辺見庸  「1937」

NHK・Eテレの番組「こころの時代」というのは、内容に興味があれば観るのだけれど、前もってその内容が分からないので困る。
ずいぶん前のことだけど、旧約聖書の解説を6回(?)連続したことがあり、これは面白かった(ビデオに録画)。
先週土曜の午後1時から辺見庸が出ていたので見入ってしまった。
『1★9★3★7』(イクミナとも読むらしい)という文庫になった本に重なる内容らしい、とっても興味深いことを指摘していた。
関東大震災以降の日本の進み方が、現在の日本の状況に似ていると言うのだ。
1923年の大震災、25年の普通選挙法と共に治安維持法成立という延長上で戦争へのめり込んだ成り行きが、
2011年の東関東地震、13年の特定秘密保護法へと進み、続いて14年の武器平和三原則の見直し・防衛装備移転三原則閣議決定、15年の集団的自衛権行使実現・安全保障関連法案可決
へと展開していくのと重なるのだ、と言う。
震災つながりというと俄かに信じがたいけれど、確かに時代が悪い方向へ進んでいる危惧としては重なっていて不気味だ。
安倍晋三の「右(翼)へならえ!」の音頭に乗って、籠池が森友学園の園児に教育勅語を暗誦させたり・安倍晋三を称賛させたりしているのも、この不気味さと別のものではない。

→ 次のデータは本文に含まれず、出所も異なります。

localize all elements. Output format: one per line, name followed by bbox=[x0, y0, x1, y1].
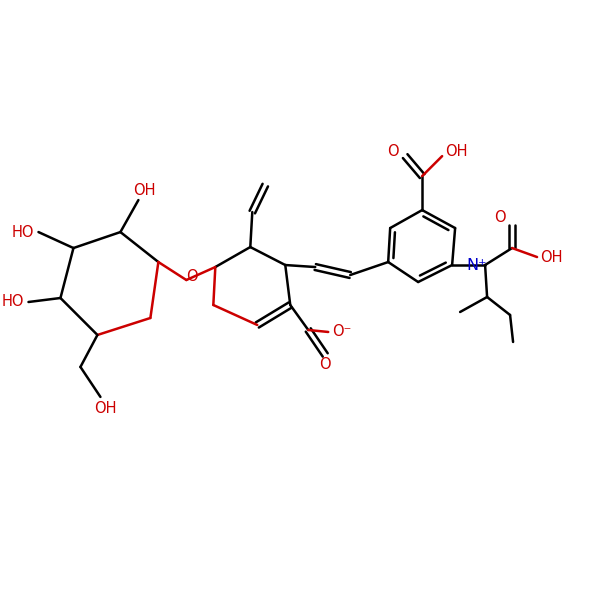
Text: OH: OH bbox=[133, 182, 155, 197]
Text: OH: OH bbox=[94, 401, 116, 416]
Text: O: O bbox=[187, 269, 198, 284]
Text: OH: OH bbox=[540, 250, 562, 265]
Text: O: O bbox=[494, 209, 506, 224]
Text: O: O bbox=[388, 143, 399, 158]
Text: N⁺: N⁺ bbox=[466, 257, 487, 272]
Text: O: O bbox=[319, 358, 331, 373]
Text: HO: HO bbox=[1, 295, 24, 310]
Text: HO: HO bbox=[11, 224, 34, 239]
Text: O⁻: O⁻ bbox=[332, 325, 352, 340]
Text: OH: OH bbox=[445, 143, 467, 158]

韓国の朴・崔心中にならい、安倍が籠池と心中して失脚してくれれば、この上なく幸せで安心なのだけれどナ〜。
講演会の録画で辺見は中国大陸における日本軍の暴挙を、実際に見聞した堀田善衛が「時間」で・武田泰淳が「汝の母を!」(知らなかった)という作品で描いていることを紹介していたけれど、録画が途中で切れていたので再放送を待っている。

@ 以前、柄谷行人が昭和45年と明治45年の状況を重ねて論じたことがあったけれど、ピンと来なかったのは確か。
  この45年の重ね方よりは辺見の重ね方の方が説得力を感じている。
  盧溝橋事件勃発の1937年を踏まえて、辺見の著書は「征(い)く皆」(皆が戦争に征く)とも読むそうだけれど、時代の動向をみるとノンビリ安心していられないナ。